Rajan told reporters that the RBI was trying to be a “responsible central bank” and the main reason for passing up the opportunity to raise rates was its reluctance to act based on a single (November) inflation number.
Admitting that the decision not to hike rates had been a close call, he said the central bank looked through the short-term volatility in inflation even as it did not want to over-react given the weak state of the economy.
A sharply polarising debate over inflation versus growth had opened up in the run up to the review when industrial output shrank for the first time in four months by 1.8 per cent in October after growing 2 per cent in September.
The RBI, therefore, decided to wait for the inflation reading for one more month before considering further action.
“We should not react to every reading of inflation. In other words, if we set the level of policy consistent with a 11.24 per cent reading on CPI and it came down to say 9 per cent or whatever number next month, would we then react to that number by changing the policy rate,” Rajan asked.

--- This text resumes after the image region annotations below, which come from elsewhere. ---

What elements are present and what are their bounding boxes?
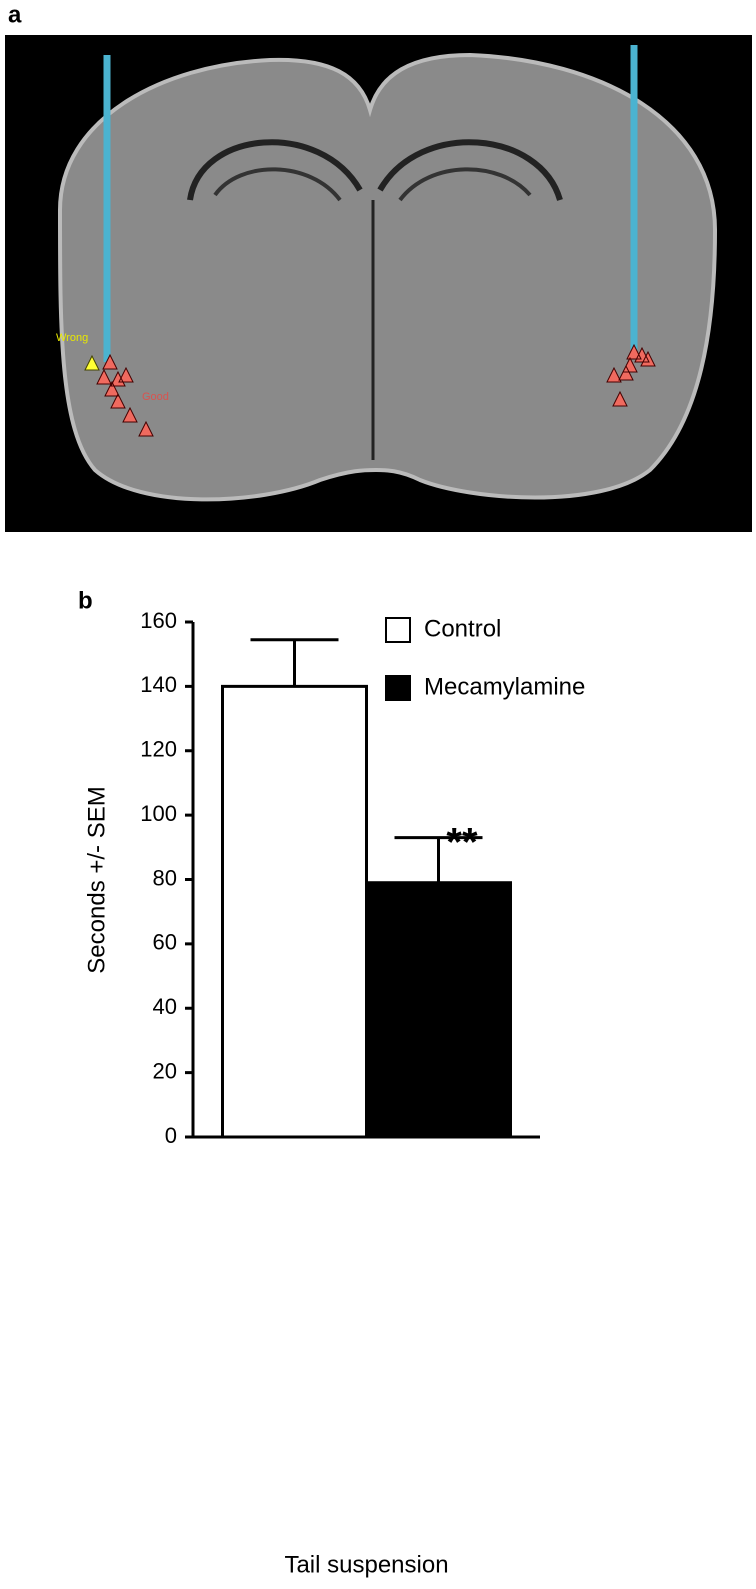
- y-tick-label: 80: [153, 865, 177, 890]
- y-tick-label: 0: [165, 1123, 177, 1148]
- legend-label: Mecamylamine: [424, 673, 585, 700]
- hippocampus-inner: [213, 167, 532, 202]
- legend-label: Control: [424, 615, 501, 642]
- wrong-marker: [84, 354, 100, 371]
- brain-section: [57, 52, 718, 502]
- y-tick-label: 120: [140, 737, 177, 762]
- y-tick-label: 40: [153, 994, 177, 1019]
- y-tick-label: 20: [153, 1058, 177, 1083]
- hippocampus: [187, 139, 563, 201]
- placement-markers: [96, 343, 656, 437]
- bar: [365, 881, 512, 1139]
- y-tick-label: 140: [140, 672, 177, 697]
- y-axis-label: Seconds +/- SEM: [83, 786, 110, 973]
- annotation: Wrong: [56, 332, 88, 344]
- y-tick-label: 100: [140, 801, 177, 826]
- legend-swatch: [385, 617, 411, 643]
- legend-swatch: [385, 675, 411, 701]
- y-tick-label: 60: [153, 930, 177, 955]
- y-tick-label: 160: [140, 608, 177, 633]
- panel-label: a: [8, 1, 22, 28]
- significance: **: [446, 821, 478, 865]
- x-tick-label: Tail suspension: [284, 1551, 448, 1578]
- bar: [221, 684, 368, 1139]
- panel-label: b: [78, 587, 93, 614]
- annotation: Good: [142, 391, 169, 403]
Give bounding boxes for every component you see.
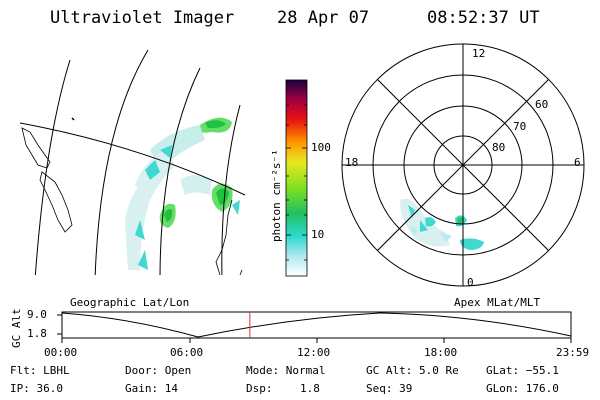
mlt-label-0: 0	[467, 276, 474, 289]
info-gc-alt: GC Alt: 5.0 Re	[366, 364, 459, 377]
date-label: 28 Apr 07	[277, 8, 370, 28]
polar-plot	[341, 43, 585, 287]
info-glat: GLat: −55.1	[486, 364, 559, 377]
lat-label-70: 70	[513, 120, 527, 133]
x-tick-2359: 23:59	[556, 346, 590, 359]
altitude-timeline	[57, 311, 572, 343]
info-door: Door: Open	[125, 364, 192, 377]
info-dsp-value: 1.8	[300, 382, 320, 395]
geographic-map	[20, 49, 246, 275]
x-tick-0600: 06:00	[170, 346, 204, 359]
info-ip: IP: 36.0	[10, 382, 63, 395]
lat-label-80: 80	[492, 141, 506, 154]
info-mode: Mode: Normal	[246, 364, 326, 377]
lat-label-60: 60	[535, 98, 549, 111]
x-tick-1200: 12:00	[297, 346, 331, 359]
time-label: 08:52:37 UT	[427, 8, 540, 28]
geo-coords-label: Geographic Lat/Lon	[70, 296, 190, 309]
info-glon: GLon: 176.0	[486, 382, 559, 395]
colorbar-tick-100: 100	[311, 141, 331, 154]
app-title: Ultraviolet Imager	[50, 8, 235, 28]
y-tick-9: 9.0	[27, 308, 47, 321]
aurora-blobs-polar	[400, 198, 484, 250]
colorbar-unit-label: photon cm⁻²s⁻¹	[270, 149, 283, 242]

Industry was pleased with the RBI’s decision. “The RBI has demonstrated restraint and foresight to strike the right balance between inflation and growth,” said CII director-general Chandrajit Banerjee.
Waiting for the dip
Rajan said there were indications that vegetable prices might turn downwards sharply, which could see inflation dip in December. Moreover, the recent strengthening of the rupee vis-à-vis the US dollar (which makes imports relatively cheap) is also expected to have a disinflationary impact on prices. The lagged effect of monetary tightening since July is also expected to help contain inflation.
“We will calibrate the policy rate consistent with underlying inflation. Our sense is that the recent numbers had a lot of noise and we want to look through them,” the RBI governor added.
Some economists are concerned that the RBI may be falling behind the curve by refraining from raising the policy rate at a time inflation is riding high. They fear that the RBI may be forced to resort to stronger rate increases in the future if inflation stays at elevated levels.
Later today, the US Federal Reserve will decide whether or not to taper its quantitative easing programme under which it buys $85 billion worth of bonds every month. If the Fed tapers, the markets may face deep turmoil with massive capital outflows from emerging markets such as India.
Last month, the RBI governor said he wasn’t terribly worried about a capital outflow spurred by the Fed action. “Even if foreign investors pull out significantly more money this year than they have so far, we still can break even on capital flows,” he had said.
One reason for making such a prognosis is based on the expectation that the current account deficit — which is usually funded out of capital inflows into the country — will shrink to $56 billion, or less than 3 per cent of GDP, by March next year. Last year, CAD was at $88 billion.
This is the second time that Rajan has caught the markets on the wrong foot. On September 20, he raised the repo by 25 basis points to 7.50 per cent when everyone had expected him to stand pat after the US Federal Reserve chose not to wind down its massive bond-buying programme.
The Fed’s decision had sparked expectations that Rajan would refrain from tinkering with the rates and would only roll back some of the money-draining measures that the RBI had announced in July.
When he assumed charge on September 4, Rajan had said: “The Reserve Bank of India should be a beacon of stability as to its objectives. That is not to say we will never surprise markets with actions. A central bank should never say “Never”!”
The pundits will clearly have to be a little more cautious when trying to second-guess Rajan’s actions.